Lo schermo diventa nero.
Nella sala piomba un silenzio assoluto.
Il padre non distoglie lo sguardo dal giovane.
Gli ospiti si scambiano occhiate incuriosite.
La giovane donna guarda alternativamente il padre e il giovane.
Il padre infine chiede:
“Cosa intende dire?”
Il giovane risponde con calma.
“Non sono qui per metterla in imbarazzo, signore.”
Estrae lentamente una busta dalla tasca interna della giacca.
“Sono semplicemente arrivato un po’ prima del previsto.”
Il padre esamina la busta.
Il suo volto si fa più serio.
“Chi è esattamente?”
Il giovane sorride discretamente.
“Mi chiamo Alexandre Morel.”
Il nome sembra suscitare un lieve mormorio tra gli ospiti.
Il padre aggrotta la fronte.
“Questo nome mi dice qualcosa…”
Il giovane annuisce.
“È normale.
La vostra azienda collabora con il gruppo che rappresento da diversi mesi ormai.”
Il padre rimase in silenzio.
Alexandre continuò:
“Fino ad oggi…
abbiamo comunicato solo tramite videoconferenza.
Non sapevate che aspetto avessi.”
La giovane donna guardò il padre con stupore.
“Papà…
è lui?”
Il padre non rispose subito.
I suoi occhi rimasero fissi su Alexandre.
“Lei è il nuovo direttore del fondo di investimento?”
Alexandre annuì leggermente.
“Sì.”
Un silenzio ancora più pesante calò nella stanza.
Il padre abbassò lentamente lo sguardo.
“Non mi aspettavo di incontrarla qui.”
Alexandre rispose con calma:
“Neanch’io.
Sono venuto perché sono stato invitato a questo ricevimento da amici comuni.”
“Non sapevo che lei fosse il padre di questa giovane donna.” La giovane donna rimase immobile.
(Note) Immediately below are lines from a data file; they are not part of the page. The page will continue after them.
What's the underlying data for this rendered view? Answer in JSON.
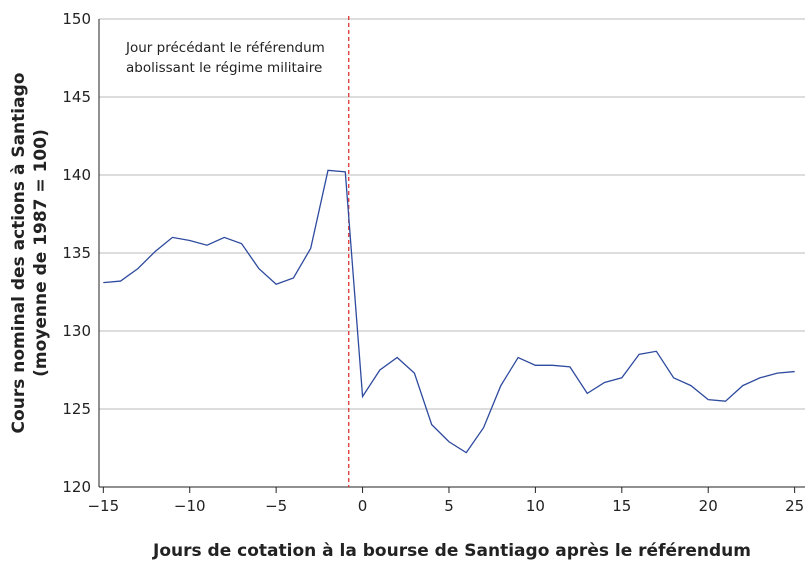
{
  "chart_data": {
    "type": "line",
    "x_label": "Jours de cotation à la bourse de Santiago après le référendum",
    "y_label": [
      "Cours nominal des actions à Santiago",
      "(moyenne de 1987 = 100)"
    ],
    "annotation": [
      "Jour précédant le référendum",
      "abolissant le régime militaire"
    ],
    "event_x": -0.8,
    "x": [
      -15,
      -14,
      -13,
      -12,
      -11,
      -10,
      -9,
      -8,
      -7,
      -6,
      -5,
      -4,
      -3,
      -2,
      -1,
      0,
      1,
      2,
      3,
      4,
      5,
      6,
      7,
      8,
      9,
      10,
      11,
      12,
      13,
      14,
      15,
      16,
      17,
      18,
      19,
      20,
      21,
      22,
      23,
      24,
      25
    ],
    "series": [
      {
        "color": "#2e4a9e",
        "values": [
          133.1,
          133.2,
          134.0,
          135.1,
          136.0,
          135.8,
          135.5,
          136.0,
          135.6,
          134.0,
          133.0,
          133.4,
          135.3,
          140.3,
          140.2,
          125.8,
          127.5,
          128.3,
          127.3,
          124.0,
          122.9,
          122.2,
          123.8,
          126.5,
          128.3,
          127.8,
          127.8,
          127.7,
          126.0,
          126.7,
          127.0,
          128.5,
          128.7,
          127.0,
          126.5,
          125.6,
          125.5,
          126.5,
          127.0,
          127.3,
          127.4
        ]
      }
    ],
    "xlim": [
      -15.25,
      25.6
    ],
    "ylim": [
      120,
      150
    ],
    "xticks": [
      {
        "value": -15,
        "label": "−15"
      },
      {
        "value": -10,
        "label": "−10"
      },
      {
        "value": -5,
        "label": "−5"
      },
      0,
      5,
      10,
      15,
      20,
      25
    ],
    "yticks": [
      120,
      125,
      130,
      135,
      140,
      145,
      150
    ],
    "grid": true
  }
}
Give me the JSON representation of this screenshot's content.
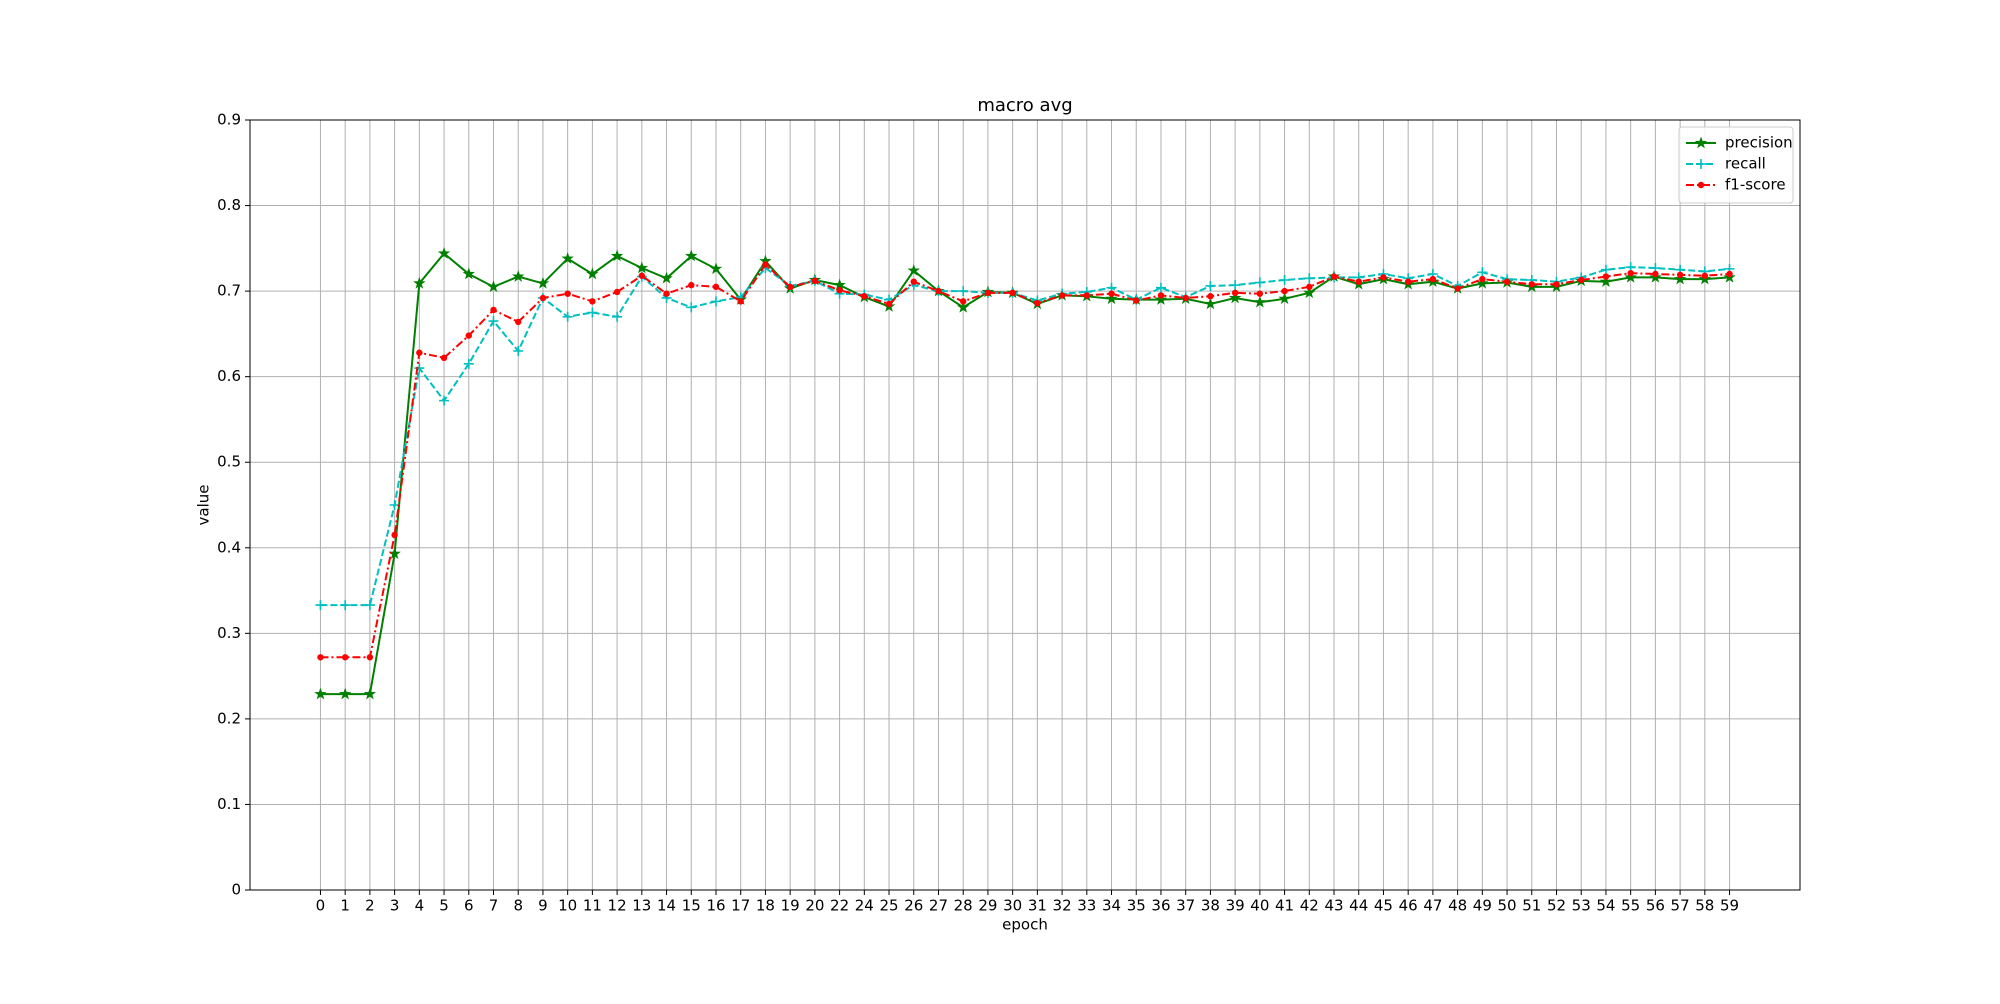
{
  "chart_data": {
    "type": "line",
    "title": "macro avg",
    "x_label": "epoch",
    "y_label": "value",
    "categories": [
      "0",
      "1",
      "2",
      "3",
      "4",
      "5",
      "6",
      "7",
      "8",
      "9",
      "10",
      "11",
      "12",
      "13",
      "14",
      "15",
      "16",
      "17",
      "18",
      "19",
      "20",
      "22",
      "24",
      "25",
      "26",
      "27",
      "28",
      "29",
      "30",
      "31",
      "32",
      "33",
      "34",
      "35",
      "36",
      "37",
      "38",
      "39",
      "40",
      "41",
      "42",
      "43",
      "44",
      "45",
      "46",
      "47",
      "48",
      "49",
      "50",
      "51",
      "52",
      "53",
      "54",
      "55",
      "56",
      "57",
      "58",
      "59"
    ],
    "series": [
      {
        "name": "precision",
        "color": "#008000",
        "linestyle": "solid",
        "marker": "star",
        "values": [
          0.229,
          0.229,
          0.229,
          0.393,
          0.709,
          0.744,
          0.72,
          0.705,
          0.717,
          0.709,
          0.738,
          0.72,
          0.741,
          0.727,
          0.715,
          0.741,
          0.726,
          0.69,
          0.735,
          0.703,
          0.713,
          0.707,
          0.693,
          0.682,
          0.724,
          0.7,
          0.681,
          0.699,
          0.698,
          0.685,
          0.695,
          0.694,
          0.691,
          0.69,
          0.69,
          0.691,
          0.685,
          0.692,
          0.687,
          0.691,
          0.698,
          0.717,
          0.708,
          0.714,
          0.708,
          0.711,
          0.703,
          0.709,
          0.71,
          0.705,
          0.705,
          0.712,
          0.711,
          0.716,
          0.716,
          0.714,
          0.714,
          0.716
        ]
      },
      {
        "name": "recall",
        "color": "#00bfbf",
        "linestyle": "dashed",
        "marker": "plus",
        "values": [
          0.333,
          0.333,
          0.333,
          0.45,
          0.61,
          0.572,
          0.615,
          0.665,
          0.63,
          0.692,
          0.67,
          0.675,
          0.67,
          0.717,
          0.692,
          0.681,
          0.688,
          0.693,
          0.727,
          0.706,
          0.712,
          0.697,
          0.696,
          0.69,
          0.707,
          0.7,
          0.7,
          0.698,
          0.698,
          0.689,
          0.697,
          0.699,
          0.704,
          0.69,
          0.704,
          0.693,
          0.706,
          0.707,
          0.71,
          0.713,
          0.715,
          0.716,
          0.716,
          0.72,
          0.715,
          0.72,
          0.706,
          0.722,
          0.714,
          0.713,
          0.711,
          0.716,
          0.725,
          0.728,
          0.727,
          0.725,
          0.723,
          0.726
        ]
      },
      {
        "name": "f1-score",
        "color": "#ff0000",
        "linestyle": "dashdot",
        "marker": "dot",
        "values": [
          0.272,
          0.272,
          0.272,
          0.415,
          0.628,
          0.622,
          0.648,
          0.678,
          0.664,
          0.692,
          0.697,
          0.688,
          0.699,
          0.718,
          0.697,
          0.707,
          0.705,
          0.688,
          0.731,
          0.705,
          0.712,
          0.701,
          0.694,
          0.685,
          0.711,
          0.7,
          0.688,
          0.698,
          0.698,
          0.686,
          0.695,
          0.695,
          0.697,
          0.689,
          0.695,
          0.692,
          0.694,
          0.698,
          0.697,
          0.7,
          0.705,
          0.717,
          0.711,
          0.716,
          0.711,
          0.714,
          0.703,
          0.714,
          0.711,
          0.708,
          0.708,
          0.713,
          0.717,
          0.721,
          0.72,
          0.719,
          0.718,
          0.72
        ]
      }
    ],
    "ylim": [
      0,
      0.9
    ],
    "yticks": [
      0,
      0.1,
      0.2,
      0.3,
      0.4,
      0.5,
      0.6,
      0.7,
      0.8,
      0.9
    ],
    "grid": true,
    "legend": "upper right"
  }
}
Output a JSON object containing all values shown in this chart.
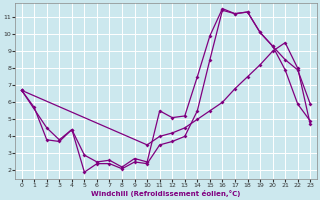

Osservò il comportamento rispettoso del giovane.
Il padre fece un respiro profondo.
“Mi scusi.
L’ho giudicata prima ancora di conoscerla.”
Alexandre sorrise.
“Non è la prima.
E probabilmente non sarà l’ultima.”
Il padre abbassò la testa.
“Questo non rende il mio comportamento più accettabile.”
Alcuni invitati annuirono silenziosamente.
La giovane donna finalmente parlò.
“Mi ha semplicemente chiesto di ballare.
Con grande rispetto.”
Il padre guardò la figlia.
Poi Alexandre.
“Ha ragione.
Non avrei mai dovuto prendere quella decisione per lei.”
Alexandre rispose gentilmente.
“Un padre cerca sempre di proteggere suo figlio.
Lo capisco.”
Ma a volte…
la migliore protezione è lasciare che ognuno scopra le persone da sé.
Il padre rimane in silenzio per alcuni secondi.
Poi gli porge la mano.
“Accetta le mie scuse?”
Alexandre gli stringe la mano con rispetto.
“Certamente.”
Il padre finalmente accenna un sorriso.
“E se il consiglio può aspettare qualche minuto…”
Guarda la figlia.
“Credo che qualcuno stia ancora aspettando una risposta.”
Tutta la sala sorride.
La giovane donna guarda Alexandre.
“Credo che il suo invito sia ancora valido?”
Alexandre accenna un leggero cenno del capo.
“Con piacere.”
Le porge la mano.
Lei la stringe.
Entrambi si dirigono lentamente verso la pista da ballo.
Intorno a loro, le conversazioni riprendono a bassa voce.
Il padre li osserva in silenzio.
Poi mormora tra sé:
“Il vero valore di una persona si riconosce dal suo atteggiamento…
non da ciò che si immagina che sia.”
In quel momento, un membro del consiglio di amministrazione si avvicinò discretamente ad Alexandre.
“Signor Morel…
la riunione può iniziare quando desidera.”
Alexandre sorrise.
“Dovrà aspettare ancora qualche minuto.
Alcune riunioni sono più importanti di un ordine del giorno.”
Il padre udì queste parole.
Ricambiò il sorriso.
Per la prima volta quella sera…
non vide più uno sconosciuto davanti a sé.
Vide un uomo la cui umiltà valeva molto più di qualsiasi titolo.